Proverbs 8.1-4, 22-31; Romans 5.1-5; John 16.12-15
Almighty and everlasting God, you have given us your
servants grace, by the confession of a true faith, to acknowledge
the glory of the eternal Trinity and in the power of the divine
majesty to worship the Unity: keep us steadfast in this faith, that
we may evermore be defended from all adversities; through Jesus
Christ your Son our Lord, who is alive and reigns with you, in the
unity of the Holy Spriit, one God, now and for ever. Amen.
IF YOU go up a narrow, wooded lane, off a B-road in
Northumberland, you find a tiny stone church, which was built in
1107. Nothing prepares you for what you see inside on an overcast
day, when the dark nave is effectively invisible, and your eyes are
drawn to the beautifully lit, tiny apse.
"Holy, Holy, Holy, Lord God of Hosts" is inscribed above the
gold altar frontal, below a starry ceiling. Old Bewick Church is a
window into the Trinity, because the only appropriate response is
to worship, to join the angels' cry: "Holy, holy, holy."
Sadly, many preachers dread Trinity Sunday, feeling (rightly)
unequal to the task of explaining the Trinity. But the Trinity is
not a concept to be explained intellectually: the Holy Trinity is
God to be worshipped. The worshipping approach to Trinity Sunday
yields something far richer and more wonderful than attempts at
explanation using inadequate illustrations.

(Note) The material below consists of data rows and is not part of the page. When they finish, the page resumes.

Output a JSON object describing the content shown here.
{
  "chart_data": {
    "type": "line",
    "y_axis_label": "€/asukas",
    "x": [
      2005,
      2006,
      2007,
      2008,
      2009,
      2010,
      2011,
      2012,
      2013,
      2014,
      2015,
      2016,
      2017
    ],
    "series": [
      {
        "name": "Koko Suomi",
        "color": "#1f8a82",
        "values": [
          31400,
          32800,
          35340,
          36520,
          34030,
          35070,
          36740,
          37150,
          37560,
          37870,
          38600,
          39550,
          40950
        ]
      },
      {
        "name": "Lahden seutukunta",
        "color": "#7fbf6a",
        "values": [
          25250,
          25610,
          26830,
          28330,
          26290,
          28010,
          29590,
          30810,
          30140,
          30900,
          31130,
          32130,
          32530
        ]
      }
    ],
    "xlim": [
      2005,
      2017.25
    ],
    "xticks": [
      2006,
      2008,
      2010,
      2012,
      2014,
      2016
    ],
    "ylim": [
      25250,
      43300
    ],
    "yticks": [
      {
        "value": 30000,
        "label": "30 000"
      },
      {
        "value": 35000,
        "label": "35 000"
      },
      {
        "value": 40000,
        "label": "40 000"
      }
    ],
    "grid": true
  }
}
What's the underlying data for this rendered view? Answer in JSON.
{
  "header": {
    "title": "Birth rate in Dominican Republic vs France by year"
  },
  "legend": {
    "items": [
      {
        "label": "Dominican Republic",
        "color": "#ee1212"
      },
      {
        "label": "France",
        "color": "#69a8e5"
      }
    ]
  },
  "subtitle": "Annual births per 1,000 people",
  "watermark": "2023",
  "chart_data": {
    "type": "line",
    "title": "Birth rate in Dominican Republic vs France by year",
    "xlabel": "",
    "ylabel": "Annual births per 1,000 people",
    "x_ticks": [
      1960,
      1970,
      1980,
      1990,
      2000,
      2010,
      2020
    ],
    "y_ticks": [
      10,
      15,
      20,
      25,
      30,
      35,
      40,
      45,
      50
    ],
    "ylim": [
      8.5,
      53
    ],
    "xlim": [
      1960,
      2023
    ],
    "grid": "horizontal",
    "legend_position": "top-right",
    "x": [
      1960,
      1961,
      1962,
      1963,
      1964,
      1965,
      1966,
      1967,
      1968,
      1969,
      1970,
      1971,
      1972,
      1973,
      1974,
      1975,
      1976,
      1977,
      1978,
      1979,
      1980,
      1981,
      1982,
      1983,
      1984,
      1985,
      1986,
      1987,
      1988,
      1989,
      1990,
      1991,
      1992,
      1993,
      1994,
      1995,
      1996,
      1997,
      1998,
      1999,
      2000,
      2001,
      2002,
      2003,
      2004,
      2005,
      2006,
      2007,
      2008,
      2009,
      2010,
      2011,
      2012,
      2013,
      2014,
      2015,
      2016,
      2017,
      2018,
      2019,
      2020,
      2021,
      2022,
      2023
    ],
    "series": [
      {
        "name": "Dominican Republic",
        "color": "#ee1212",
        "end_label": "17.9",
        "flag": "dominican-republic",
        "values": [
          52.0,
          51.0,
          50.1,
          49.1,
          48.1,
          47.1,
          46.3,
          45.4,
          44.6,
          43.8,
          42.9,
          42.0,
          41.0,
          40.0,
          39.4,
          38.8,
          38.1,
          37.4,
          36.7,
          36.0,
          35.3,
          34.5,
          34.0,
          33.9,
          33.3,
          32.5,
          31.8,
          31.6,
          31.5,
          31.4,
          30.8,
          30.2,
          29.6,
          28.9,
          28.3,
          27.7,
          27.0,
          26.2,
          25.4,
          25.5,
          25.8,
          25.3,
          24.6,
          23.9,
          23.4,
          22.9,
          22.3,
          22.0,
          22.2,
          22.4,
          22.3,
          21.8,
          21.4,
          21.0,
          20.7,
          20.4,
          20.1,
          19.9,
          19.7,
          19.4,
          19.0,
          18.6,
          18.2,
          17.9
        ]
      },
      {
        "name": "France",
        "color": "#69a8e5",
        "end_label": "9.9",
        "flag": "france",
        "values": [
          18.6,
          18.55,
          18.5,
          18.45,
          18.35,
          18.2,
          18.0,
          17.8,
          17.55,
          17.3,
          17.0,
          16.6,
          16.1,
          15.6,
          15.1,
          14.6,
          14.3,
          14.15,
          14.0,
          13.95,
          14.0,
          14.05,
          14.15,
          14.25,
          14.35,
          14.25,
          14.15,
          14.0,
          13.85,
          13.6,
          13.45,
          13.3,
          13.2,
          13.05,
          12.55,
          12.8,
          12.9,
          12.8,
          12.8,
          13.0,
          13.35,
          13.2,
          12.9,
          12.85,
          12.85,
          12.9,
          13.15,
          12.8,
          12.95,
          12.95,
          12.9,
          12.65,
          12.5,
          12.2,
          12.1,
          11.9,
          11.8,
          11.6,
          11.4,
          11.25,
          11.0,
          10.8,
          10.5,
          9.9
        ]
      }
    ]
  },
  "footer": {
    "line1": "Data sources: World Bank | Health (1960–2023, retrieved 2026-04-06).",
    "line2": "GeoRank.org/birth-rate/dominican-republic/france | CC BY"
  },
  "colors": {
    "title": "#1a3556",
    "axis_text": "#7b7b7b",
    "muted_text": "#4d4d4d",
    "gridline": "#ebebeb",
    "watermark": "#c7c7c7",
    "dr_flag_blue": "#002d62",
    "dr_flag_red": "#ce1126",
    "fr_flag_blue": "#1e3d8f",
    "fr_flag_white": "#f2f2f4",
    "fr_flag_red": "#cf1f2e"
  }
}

Gospel readings in recent weeks have emphasised abiding in
Christ, and thus, in him, our relationship with God the Father and
God the Holy Spirit. The Orthodox Churches emphasise this through
their understanding of the divinisation of humanity in Christ, who
has taken his humanity into the life of the Godhead.
Through abiding in Christ, humanity shares the life of God, not
becoming God, but being drawn into the life that the Son shares
with the Father and the Holy Spirit. The Greek word is
perichoresis, and one way to understand it is through the
language of the dance of God, as Father, Son, and Holy Spirit
respond to one another in love. In Christ, we are bidden to join
the dance: in George Herbert's famous words, "Love bade me
welcome."
This invitation to participation is a lovely frame for
reflection on Trinity Sunday's readings. Jesus's words about the
life of God into which his disciples were being drawn continue with
his assurance that his departure from them was but the doorway to a
new beginning. The Holy Spirit would guide them and glorify Jesus
to them.
In Proverbs, Wisdom calls us wherever she can waylay us - on
mountains, roadsides, by city gates, by the entrance to the Temple
- calling us to find her, and thus find life and favour from the
Lord.
Paul reiterates that it is through Jesus Christ that we have
access to the grace in which we stand, and can boast of our hope of
sharing the glory of God, experiencing (sometimes through
suffering) that God's love is poured into our hearts through the
Holy Spirit that has been given to us.
Our worship of God as Trinity flows from who God is, and it is
enabled by the joyful miracle of our relationship with God through
Jesus Christ. We call God "Father" only because Jesus called him
"Father". Always, always, Trinity is about the life and love of
God, and the invitation, indeed bidding, to participate.
Today's collect is strong on doctrine, as the Church needs to
be, because within that frame of orthodox belief we are liberated
to worship. In the fourth century, faced with the Arian heresy,
which denied the divinity of Christ and thus that there are three
Persons in one God, the Church not only developed its Creeds, but
concluded its prayers and hymns with a Trinitarian ascription.
In the century after that, the Athanasian Creed expounded the
doctrine of the Trinity more fully, while retaining a realm of
mystery in its language, as it tried to give voice to wonders
beyond human comprehension: "And the Catholick faith is this: that
we worship one God in Trinity, and Trinity in Unity; Neither
confounding the Persons: nor dividing the Substance." The salient
word is "worship", and no wonder this creed ends with the
Gloria.
If Pentecost is about language's transcending human constraints
to proclaim the wonders of God, Trinity is about the limits of
language to express our worship. The collect uses language of glory
and majesty to call us to worship, and Old Bewick Church proclaims
"Holy, holy, holy" as the adoring response.
So, on Trinity Sunday, hymns such as Reginald Heber's "Holy,
holy, holy" and John Mason's "How shall I sing that Majesty"
express our response, when language surrenders to transcendence: we
are called to be "lost in wonder, love and praise".